Try it out now: https://citation.js.org/api/

The new "Page not Found" page in the same style as the homepage.

Wednesday, February 24, 2021

Mid-week effect of Dutch COVID-19 case reporting

Every week since the start of January I heard headlines like “3963 new infections, a bit more than average”. In context, that meant that the amount of positive COVID-19 that day was higher than the average daily amount of cases in the previous seven days. Even though we heard that every week, overall the cases were going down. What was going on? Well, somewhat unsurprisingly, the amount of reported cases was higher on weekdays than on Monday and in the weekend. The news site I linked above mentions the midweek-effect as well, but on Twitter and on the radio you mainly hear the headline, not the caveats.

Anyway, I wanted to see what the midweek-effect actually looked like. The daily infection data is available from the RIVM website, RIVM being the Dutch National Institute for Public Health and the Environment. I started by reproducing the graph they made, partly to check the file and partly for fun (see Fig. 1).
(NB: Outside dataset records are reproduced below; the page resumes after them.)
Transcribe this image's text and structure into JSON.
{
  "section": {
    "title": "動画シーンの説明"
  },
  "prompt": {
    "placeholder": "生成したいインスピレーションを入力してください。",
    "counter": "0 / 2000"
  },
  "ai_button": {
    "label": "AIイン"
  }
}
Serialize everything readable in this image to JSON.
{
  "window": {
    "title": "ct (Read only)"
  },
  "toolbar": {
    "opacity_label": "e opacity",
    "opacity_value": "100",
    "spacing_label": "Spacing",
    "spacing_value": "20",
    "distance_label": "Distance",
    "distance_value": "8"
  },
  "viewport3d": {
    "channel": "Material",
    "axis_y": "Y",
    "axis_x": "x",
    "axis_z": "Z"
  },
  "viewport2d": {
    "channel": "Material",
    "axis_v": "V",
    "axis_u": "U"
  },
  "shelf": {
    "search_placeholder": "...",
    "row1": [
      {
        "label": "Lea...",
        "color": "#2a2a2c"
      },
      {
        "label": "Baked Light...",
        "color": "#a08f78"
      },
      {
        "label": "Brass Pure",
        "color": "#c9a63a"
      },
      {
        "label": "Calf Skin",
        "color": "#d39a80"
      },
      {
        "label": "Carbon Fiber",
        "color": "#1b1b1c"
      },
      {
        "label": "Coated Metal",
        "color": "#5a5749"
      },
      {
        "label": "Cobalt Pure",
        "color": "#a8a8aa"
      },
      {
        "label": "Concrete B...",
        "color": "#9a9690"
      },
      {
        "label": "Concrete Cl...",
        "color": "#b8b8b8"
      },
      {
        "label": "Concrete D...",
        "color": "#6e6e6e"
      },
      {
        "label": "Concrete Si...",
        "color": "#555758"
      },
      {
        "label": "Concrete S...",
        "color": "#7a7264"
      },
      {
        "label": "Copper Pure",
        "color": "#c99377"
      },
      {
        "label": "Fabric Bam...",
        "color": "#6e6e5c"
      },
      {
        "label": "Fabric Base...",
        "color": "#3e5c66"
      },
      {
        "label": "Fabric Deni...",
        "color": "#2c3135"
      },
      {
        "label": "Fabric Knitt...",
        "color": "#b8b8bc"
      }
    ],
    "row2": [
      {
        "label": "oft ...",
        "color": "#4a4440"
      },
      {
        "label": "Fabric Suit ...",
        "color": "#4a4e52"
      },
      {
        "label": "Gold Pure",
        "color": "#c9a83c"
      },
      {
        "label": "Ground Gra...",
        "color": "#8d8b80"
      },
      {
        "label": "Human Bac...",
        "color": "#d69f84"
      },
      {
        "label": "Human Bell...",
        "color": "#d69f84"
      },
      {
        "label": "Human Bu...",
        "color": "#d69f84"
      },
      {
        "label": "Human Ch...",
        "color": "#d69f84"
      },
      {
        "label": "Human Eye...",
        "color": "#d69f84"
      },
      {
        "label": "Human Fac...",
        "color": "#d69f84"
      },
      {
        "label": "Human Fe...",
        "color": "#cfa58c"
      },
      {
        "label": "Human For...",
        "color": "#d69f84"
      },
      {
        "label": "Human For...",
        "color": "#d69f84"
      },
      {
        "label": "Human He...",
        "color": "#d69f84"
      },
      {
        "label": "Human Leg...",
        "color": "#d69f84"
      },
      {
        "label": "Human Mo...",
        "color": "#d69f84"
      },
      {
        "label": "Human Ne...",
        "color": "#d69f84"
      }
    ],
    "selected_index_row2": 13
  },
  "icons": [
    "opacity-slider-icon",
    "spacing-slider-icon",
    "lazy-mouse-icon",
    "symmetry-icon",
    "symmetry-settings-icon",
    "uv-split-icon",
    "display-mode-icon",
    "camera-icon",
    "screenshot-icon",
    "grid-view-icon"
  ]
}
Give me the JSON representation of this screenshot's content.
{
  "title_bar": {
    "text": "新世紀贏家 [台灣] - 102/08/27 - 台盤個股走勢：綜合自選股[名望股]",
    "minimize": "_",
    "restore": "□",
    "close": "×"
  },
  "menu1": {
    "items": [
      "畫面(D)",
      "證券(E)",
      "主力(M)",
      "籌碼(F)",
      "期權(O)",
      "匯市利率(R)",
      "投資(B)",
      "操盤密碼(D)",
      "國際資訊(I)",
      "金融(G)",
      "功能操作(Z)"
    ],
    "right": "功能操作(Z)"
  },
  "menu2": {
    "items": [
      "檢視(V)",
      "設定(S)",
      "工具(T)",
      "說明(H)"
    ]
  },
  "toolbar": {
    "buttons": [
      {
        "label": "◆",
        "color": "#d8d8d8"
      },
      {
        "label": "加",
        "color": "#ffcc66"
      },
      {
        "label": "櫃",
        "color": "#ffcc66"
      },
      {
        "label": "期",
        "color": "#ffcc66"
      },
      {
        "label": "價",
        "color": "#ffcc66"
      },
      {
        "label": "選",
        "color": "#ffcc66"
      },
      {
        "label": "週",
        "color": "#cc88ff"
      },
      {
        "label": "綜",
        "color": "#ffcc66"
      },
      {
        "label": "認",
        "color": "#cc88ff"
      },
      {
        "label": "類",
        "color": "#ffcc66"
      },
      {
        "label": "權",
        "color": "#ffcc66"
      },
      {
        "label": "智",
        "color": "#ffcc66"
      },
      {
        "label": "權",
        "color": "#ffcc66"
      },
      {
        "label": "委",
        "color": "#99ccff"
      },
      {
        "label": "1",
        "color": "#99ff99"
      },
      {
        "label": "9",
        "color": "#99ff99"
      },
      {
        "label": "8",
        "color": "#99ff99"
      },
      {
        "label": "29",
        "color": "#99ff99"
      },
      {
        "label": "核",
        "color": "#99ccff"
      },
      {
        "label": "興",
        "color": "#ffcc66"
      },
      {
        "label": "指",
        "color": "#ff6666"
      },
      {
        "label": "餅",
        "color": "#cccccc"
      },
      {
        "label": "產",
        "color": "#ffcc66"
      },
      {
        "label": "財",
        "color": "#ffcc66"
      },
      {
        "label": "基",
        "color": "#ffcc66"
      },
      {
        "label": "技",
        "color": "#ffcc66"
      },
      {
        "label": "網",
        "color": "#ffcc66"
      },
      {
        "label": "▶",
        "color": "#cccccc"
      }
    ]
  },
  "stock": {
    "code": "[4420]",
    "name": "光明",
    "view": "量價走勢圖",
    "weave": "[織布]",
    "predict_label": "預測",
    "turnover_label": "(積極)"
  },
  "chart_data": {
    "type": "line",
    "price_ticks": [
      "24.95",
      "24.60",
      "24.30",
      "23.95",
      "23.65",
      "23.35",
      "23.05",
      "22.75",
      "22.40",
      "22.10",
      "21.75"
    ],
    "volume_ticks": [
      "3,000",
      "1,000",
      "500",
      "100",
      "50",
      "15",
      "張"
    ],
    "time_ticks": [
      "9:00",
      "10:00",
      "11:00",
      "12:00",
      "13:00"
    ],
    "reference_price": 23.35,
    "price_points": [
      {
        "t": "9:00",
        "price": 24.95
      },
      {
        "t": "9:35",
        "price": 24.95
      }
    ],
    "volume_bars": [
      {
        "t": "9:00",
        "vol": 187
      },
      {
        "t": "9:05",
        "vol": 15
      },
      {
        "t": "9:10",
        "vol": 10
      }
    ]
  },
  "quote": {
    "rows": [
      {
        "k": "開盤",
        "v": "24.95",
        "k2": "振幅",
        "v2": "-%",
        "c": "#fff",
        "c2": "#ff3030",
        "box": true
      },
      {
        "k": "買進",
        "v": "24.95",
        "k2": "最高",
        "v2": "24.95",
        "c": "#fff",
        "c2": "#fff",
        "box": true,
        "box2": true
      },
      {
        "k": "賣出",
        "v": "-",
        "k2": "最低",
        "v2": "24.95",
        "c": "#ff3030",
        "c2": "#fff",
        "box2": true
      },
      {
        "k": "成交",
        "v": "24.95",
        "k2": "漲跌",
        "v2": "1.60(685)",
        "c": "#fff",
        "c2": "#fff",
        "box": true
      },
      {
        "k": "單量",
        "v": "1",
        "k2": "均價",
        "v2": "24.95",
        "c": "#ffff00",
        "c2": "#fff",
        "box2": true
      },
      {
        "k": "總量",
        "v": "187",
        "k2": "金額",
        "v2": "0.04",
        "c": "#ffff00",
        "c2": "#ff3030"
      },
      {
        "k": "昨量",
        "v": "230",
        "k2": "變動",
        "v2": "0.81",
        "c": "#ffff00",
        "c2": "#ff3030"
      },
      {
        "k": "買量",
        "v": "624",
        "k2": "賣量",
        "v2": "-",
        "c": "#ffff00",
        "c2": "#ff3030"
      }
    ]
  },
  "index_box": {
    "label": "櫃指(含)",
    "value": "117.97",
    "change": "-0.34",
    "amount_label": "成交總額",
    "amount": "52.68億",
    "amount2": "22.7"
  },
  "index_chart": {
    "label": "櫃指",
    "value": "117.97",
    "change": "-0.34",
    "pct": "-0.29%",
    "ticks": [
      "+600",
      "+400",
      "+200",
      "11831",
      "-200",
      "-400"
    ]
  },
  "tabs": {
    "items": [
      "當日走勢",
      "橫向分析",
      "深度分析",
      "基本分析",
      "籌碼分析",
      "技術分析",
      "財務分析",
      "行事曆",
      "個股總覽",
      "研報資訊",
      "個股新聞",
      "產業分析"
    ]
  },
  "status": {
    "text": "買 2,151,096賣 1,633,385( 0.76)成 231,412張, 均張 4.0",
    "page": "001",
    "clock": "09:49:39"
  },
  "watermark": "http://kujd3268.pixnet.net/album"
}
Amount of new cases on each GGD notification date
Figure 1: Amount of positive COVID-19 tests since the start of December. The date used is the date when the test result was reported to the GGD, the municipal health service. In yellow are the test results RIVM got this week, in purple previous data.

To decompose the various effects in this data, I used R’s stats::stl() function on a time series with frequency=7. This took a while to figure out, as a mis-configuration on my end of the time series led to STL interpreting each day as a season, instead of each week. Because the seasonal effect is multiplicative and not additive, I had to log-transform the data as well. This means the seasonal component has a higher amplitude when the overall amount of cases is higher (see Fig. 2).

Seasonal component and trend of data previously shown
Figure 2: Weekly component and general trend of positive COVID-19 tests, overlayed on daily data. The solid line indicates the overall trend, while the dashed line combines the overall trend with the seasonal component. Yellow still indicates test results from this week, purple the previous data.

In the end, this does not mean much at all. The accepted explanation of the midweek-effect has to do with when tests are carried out and reported; not when infections actually take place. If we look at the cases where the date of disease onset is available (source, Public Domain Mark 1.0), the weekly trend is less present (see Fig. 3).

Seasonal component and trend of new cases per day of disease onset
Figure 3: Number of new confirmed cases per day of disease onset. The solid line indicates the overall trend, while the dashed line combines the overall trend with the seasonal component. The gray area show daily cases.

Comparing the two weekly trends, the midweek-effect of reported cases is higher than the weekly effect of the disease onset of cases. In addition, the latter peaks on Mondays and declines throughout the week before as opposed to the midweek-effect (see Fig. 4). Whether this effect is actually present or another artifact of data reporting is unclear to me.

Weekly pattern of GGD test results and reported disease onsets
Figure 4: Weekly component of reported cases and disease onsets. The solid line shows the pattern for the day of disease onset, the dashed line for the day when the test result is reported.